Back on WA-112 West, rock formations Sail and Seal Rocks loom from the water, and if you're lucky, you may see harbor seals, puffins, or in the distance, gray whales. Take advantage of the overlooks and parking areas to observe more intently, and enjoy the beach and tide pools.

WA-112 ends in Neah Bay on the Makah Indian Reservation. The Makah Museum and Cultural Center (M2) preserves the history of the Makah tribe with exhibits featuring artifacts, traditional clothing, basketry, carvings, photos, as well as full-size replicas of canoes and a longhouse. There is an entrance fee. While enjoying the spectacular beaches and trails, all nonresident motor vehicles entering the Makah Nation require a Makah Recreation Pass which is valid for one calendar year. The pass is sold at the museum, the Makah Marina, and other establishments in town.

From here, take Cape Flattery Road for 8-miles to the Cape Flattery Trail (H4). A half-mile walk heads to the northwest-most part of the continental United States, where the Pacific Ocean feeds the Strait of Juan de Fuca. The smell of the ocean permeates the air, bull kelp dance in the waves, and the water glistens a brilliant blue green. Listen to sea lions barking from Snake Rock and the sound of waves crashing into, and carving the cliff sides. Gulls and eagles soar with the winds, while puffins and oyster catchers fish. Bring binoculars to observe birds and see the lighthouse on Tatoosh Island - and a jacket as the temperature can change quickly. Simply breathtaking, there is something magical about being at the edge of Washington state.

This coastal area all the way down to Copalis Beach is part of the Olympic Coast National Marine Sanctuary dedicated to providing a safe environment for a variety of birds, marine mammals, and plant life. A visitor and activity center, Olympic Coast Discovery Center (M1), is located in Port Angeles.

Hobuck Beach (W4) is easily accessed, no hiking required. Enjoy beach walks, birding, surfing, and swimming, or take a fishing charter. Make it an overnight with tent and RV camping, or an oceanfront cabin rental.
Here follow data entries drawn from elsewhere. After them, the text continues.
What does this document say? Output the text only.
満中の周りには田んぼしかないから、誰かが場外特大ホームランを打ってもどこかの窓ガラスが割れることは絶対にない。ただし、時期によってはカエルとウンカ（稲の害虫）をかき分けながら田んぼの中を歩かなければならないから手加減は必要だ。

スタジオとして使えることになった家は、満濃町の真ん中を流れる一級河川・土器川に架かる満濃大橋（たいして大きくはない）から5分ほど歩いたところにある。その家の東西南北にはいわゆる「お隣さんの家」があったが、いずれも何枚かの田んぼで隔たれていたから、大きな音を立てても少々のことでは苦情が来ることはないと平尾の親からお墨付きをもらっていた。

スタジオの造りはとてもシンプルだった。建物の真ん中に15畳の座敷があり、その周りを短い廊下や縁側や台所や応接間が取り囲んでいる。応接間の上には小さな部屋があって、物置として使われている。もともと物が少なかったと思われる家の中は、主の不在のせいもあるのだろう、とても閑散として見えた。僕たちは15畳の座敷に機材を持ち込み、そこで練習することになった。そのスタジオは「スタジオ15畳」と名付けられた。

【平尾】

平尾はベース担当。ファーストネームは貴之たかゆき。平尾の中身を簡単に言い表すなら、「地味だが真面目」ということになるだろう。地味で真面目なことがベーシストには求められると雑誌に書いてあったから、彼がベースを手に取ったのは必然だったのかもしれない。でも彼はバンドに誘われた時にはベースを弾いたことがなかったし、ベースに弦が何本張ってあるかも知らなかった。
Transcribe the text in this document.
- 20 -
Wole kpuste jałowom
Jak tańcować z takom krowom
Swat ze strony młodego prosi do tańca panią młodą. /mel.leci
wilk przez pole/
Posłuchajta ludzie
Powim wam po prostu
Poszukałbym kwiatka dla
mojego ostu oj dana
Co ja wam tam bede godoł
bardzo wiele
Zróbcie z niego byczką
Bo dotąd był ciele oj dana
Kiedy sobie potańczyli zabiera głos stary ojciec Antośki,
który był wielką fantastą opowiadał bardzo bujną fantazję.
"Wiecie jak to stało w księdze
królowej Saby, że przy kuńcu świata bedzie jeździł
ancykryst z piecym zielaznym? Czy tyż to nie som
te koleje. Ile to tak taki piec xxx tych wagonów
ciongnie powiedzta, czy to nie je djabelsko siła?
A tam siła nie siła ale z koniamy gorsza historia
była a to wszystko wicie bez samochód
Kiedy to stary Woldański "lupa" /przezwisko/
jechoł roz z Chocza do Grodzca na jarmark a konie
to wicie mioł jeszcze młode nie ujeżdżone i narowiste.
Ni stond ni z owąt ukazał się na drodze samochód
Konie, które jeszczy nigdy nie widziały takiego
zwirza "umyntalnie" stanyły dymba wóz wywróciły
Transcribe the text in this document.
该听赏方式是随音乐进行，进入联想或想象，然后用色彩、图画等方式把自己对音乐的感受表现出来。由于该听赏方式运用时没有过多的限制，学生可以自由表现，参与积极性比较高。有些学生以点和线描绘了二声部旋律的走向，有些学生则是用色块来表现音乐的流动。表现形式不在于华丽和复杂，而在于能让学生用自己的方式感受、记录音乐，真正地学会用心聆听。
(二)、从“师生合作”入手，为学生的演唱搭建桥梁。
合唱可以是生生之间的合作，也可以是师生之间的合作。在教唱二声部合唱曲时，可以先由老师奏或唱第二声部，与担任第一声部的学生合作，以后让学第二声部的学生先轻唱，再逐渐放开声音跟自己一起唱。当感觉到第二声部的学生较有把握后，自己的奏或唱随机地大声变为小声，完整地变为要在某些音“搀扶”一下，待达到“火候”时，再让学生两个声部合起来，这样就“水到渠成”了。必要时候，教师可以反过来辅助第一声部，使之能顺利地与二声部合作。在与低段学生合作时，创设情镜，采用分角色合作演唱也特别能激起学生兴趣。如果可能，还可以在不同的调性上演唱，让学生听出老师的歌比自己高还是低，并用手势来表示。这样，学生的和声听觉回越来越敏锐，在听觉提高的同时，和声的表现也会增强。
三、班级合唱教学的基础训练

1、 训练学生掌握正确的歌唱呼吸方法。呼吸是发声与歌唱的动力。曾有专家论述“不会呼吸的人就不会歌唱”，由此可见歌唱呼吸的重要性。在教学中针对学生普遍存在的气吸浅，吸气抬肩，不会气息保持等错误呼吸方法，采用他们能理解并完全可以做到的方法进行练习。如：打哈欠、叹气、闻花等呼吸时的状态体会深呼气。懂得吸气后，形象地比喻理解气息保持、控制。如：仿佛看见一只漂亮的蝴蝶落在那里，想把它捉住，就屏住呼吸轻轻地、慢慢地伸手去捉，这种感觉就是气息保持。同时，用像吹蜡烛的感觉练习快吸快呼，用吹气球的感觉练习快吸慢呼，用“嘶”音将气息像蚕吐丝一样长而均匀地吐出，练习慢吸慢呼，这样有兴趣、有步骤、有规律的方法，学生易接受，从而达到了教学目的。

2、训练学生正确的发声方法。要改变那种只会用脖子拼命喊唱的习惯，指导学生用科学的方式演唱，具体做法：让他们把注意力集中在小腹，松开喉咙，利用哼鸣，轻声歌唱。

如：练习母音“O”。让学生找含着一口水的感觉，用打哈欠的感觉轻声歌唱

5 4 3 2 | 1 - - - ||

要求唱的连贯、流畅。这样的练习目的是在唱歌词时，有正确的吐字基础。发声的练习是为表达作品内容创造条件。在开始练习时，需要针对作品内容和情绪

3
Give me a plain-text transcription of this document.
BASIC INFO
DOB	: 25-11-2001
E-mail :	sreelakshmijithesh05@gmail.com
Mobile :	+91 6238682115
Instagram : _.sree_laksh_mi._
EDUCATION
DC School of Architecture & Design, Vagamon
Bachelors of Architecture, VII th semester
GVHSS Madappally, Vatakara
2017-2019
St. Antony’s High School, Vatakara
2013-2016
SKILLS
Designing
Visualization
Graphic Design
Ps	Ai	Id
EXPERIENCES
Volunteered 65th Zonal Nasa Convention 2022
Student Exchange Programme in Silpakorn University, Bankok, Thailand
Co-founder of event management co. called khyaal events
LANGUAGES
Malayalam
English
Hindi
Sooes Beach (W3) is wonderful with all the natural beauty of the the Pacific Ocean - and no hiking to get there. Park across the street at one of the lots operated by locals.

If you're up for one more adventure, Shi Shi Beach Trailhead (H13) is not to be missed. The 7-mile roundtrip hike is moderate and rewards with outstanding views of the ocean and iconic Point of the Arches sea stacks. Look in the tide pools for crabs, anemones, clams, and sea snails. Walk and touch gently, and please do not take anything. The water is cold, but walking barefoot in the surf is wonderful. Only the very brave will jump in the waves or swim. Watch for rocky outcrops that can be hidden depending on the tide. The beach is also popular for camping. Permit and animal-resistant food containers required for overnight users.

On your way back from Neah Bay, consider heading back via Cape Loop Road and stopping at the Waatch Point (H10) for an overlook of Waatch River.

If you decided not to head to Ozette on your way up, consider it on your way back. After this, you can either head back via WA-113 which will bring you to Sappho, about 13 miles from Forks or 49 miles from Port Angeles or enjoy the Strait all the way home by using the WA-112 back to Port Angeles. Whichever you choose, you can continue on the Olympic Peninsula Loop from either location.

Ready for adventure? Have park and forest passes before you get there.